2013-05-26

Haves and have-nots I

Recently, I've been listening to a lecture course on Justice by Harvard professor Michael Sandel. For a Harvard professor, he's not all that bad. At least he doesn't come across as a know-it-all, and there is none of the smug eliteness that we often find in people in his position. No, he appears level-headed and patient, and he gives you the sincere impression that he's more interested in what you are thinking and why than in what it is you think you know. That's why he gets points in my book.

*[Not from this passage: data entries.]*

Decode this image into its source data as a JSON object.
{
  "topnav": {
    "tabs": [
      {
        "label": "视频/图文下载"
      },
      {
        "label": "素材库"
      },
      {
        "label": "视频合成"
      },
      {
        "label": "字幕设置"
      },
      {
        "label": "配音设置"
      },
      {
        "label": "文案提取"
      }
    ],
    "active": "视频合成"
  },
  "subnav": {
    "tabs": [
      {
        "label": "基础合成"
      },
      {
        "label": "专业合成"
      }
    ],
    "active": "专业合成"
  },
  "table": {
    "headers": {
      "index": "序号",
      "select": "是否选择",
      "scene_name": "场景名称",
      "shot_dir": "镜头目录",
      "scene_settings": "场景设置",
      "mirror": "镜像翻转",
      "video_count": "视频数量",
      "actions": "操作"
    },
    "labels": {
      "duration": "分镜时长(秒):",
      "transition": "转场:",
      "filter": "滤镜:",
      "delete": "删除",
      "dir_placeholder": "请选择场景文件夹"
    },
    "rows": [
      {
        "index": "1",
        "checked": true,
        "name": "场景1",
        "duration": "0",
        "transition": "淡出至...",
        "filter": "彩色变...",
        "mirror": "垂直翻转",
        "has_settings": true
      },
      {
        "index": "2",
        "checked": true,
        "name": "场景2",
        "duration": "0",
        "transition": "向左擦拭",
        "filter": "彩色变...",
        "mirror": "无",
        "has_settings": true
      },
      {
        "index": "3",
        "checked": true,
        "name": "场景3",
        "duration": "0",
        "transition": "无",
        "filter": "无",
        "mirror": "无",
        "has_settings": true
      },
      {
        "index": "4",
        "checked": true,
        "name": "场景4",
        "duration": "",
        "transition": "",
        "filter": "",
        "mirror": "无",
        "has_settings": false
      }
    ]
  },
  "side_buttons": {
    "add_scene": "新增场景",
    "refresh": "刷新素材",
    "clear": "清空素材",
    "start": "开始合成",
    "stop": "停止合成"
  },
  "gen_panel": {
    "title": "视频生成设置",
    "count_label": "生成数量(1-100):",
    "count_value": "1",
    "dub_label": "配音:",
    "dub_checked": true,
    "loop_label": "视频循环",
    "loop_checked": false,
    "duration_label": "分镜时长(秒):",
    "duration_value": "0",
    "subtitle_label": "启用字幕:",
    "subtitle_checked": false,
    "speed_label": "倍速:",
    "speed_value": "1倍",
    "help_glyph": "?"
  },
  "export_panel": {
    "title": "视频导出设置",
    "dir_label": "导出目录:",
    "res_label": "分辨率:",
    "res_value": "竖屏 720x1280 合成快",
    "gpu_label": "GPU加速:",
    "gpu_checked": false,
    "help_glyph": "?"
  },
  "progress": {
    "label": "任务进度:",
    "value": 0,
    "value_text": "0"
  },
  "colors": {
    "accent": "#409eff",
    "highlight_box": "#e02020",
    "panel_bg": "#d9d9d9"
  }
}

He's also an interesting enough lecturer and I admire how he makes it possible at all for a discussion of any kind to arise in a lecture that is being attended by over a 1,000 students (face-to-face). He takes you through a recent history of ethical and moral thinking, and invites you to explore just why some thinkers have thought the way they have and what that could or might mean for us today. Let's face it: we're faced with many of the same problems that faced Socrates, Aristotle, Meister Eckhart, Thomas Aquinas, Locke, Kant, Nietzsche, Rawls, and many others. The more things change, the more some things remain the same.

In one of the lectures, he spends a bit of time with Locke. Now, I'm not the world's biggest Enlightenment fan, though I see a lot of positive things that can be derived from this break with tradition. What caught my attention, however, was his attitude toward property. What does property have to do with ethics? Well, actually, a lot, and not the least since the line between what's just and what's legal has become increasing blurred (cf. my last post). You see, it was about the time of Locke that we moderns picked up again on a really fairly ancient idea, namely that property rights are important. In ancient Rome, by about 50 BC, the master of a household, the dominus (related obviously to our word "dominate") had complete power over his property, which included not just his lands and money, but his wife, children, and, of course, slaves. In fact, his power was absolute in the sense that he could do what he wanted with the things and he could even execute the people, if he so desired, without fear of legal repercussions. This was a form of "having" that probably makes some people drool, even today. It is difficult, however, in our modern minds to justify this, especially where the people are involved, but the artificial relationship it creates towards the things has hung around for quite a while.

In the second century AD, then, the Romans actually redefined what the word "freedom" (Lat. libertas) meant, making it in essence indistinguishable from the rights of dominium (that is, the rights of the master over his property) (cf. Graeber, 2011, pp 198ff). And I mention this because it was fellows like Locke who dug deep into our past to find ways to break the authority of the Church which had been dominating the ethics business for centuries. It became a matter of reason, not faith, that things should be one way and not another. Even that other great Enlightenment thinker, Kant, based his entire philosophy of morals on the notion of "freedom" (though he defined it as the ability, no the duty, to obey only those maxims which one gave to oneself; he assumed every human being was in the end, by virtue of his being in existence, free). It doesn't take a genius to recognize that there is a very thin line in our modern minds between the notion of "rights" and what is in fact "right" (or ethical).

But what does all this mean for Locke and for us today? More next time.

References
Graeber, D. (2011) Debt: the first 5,000 years, Melville House Publishing.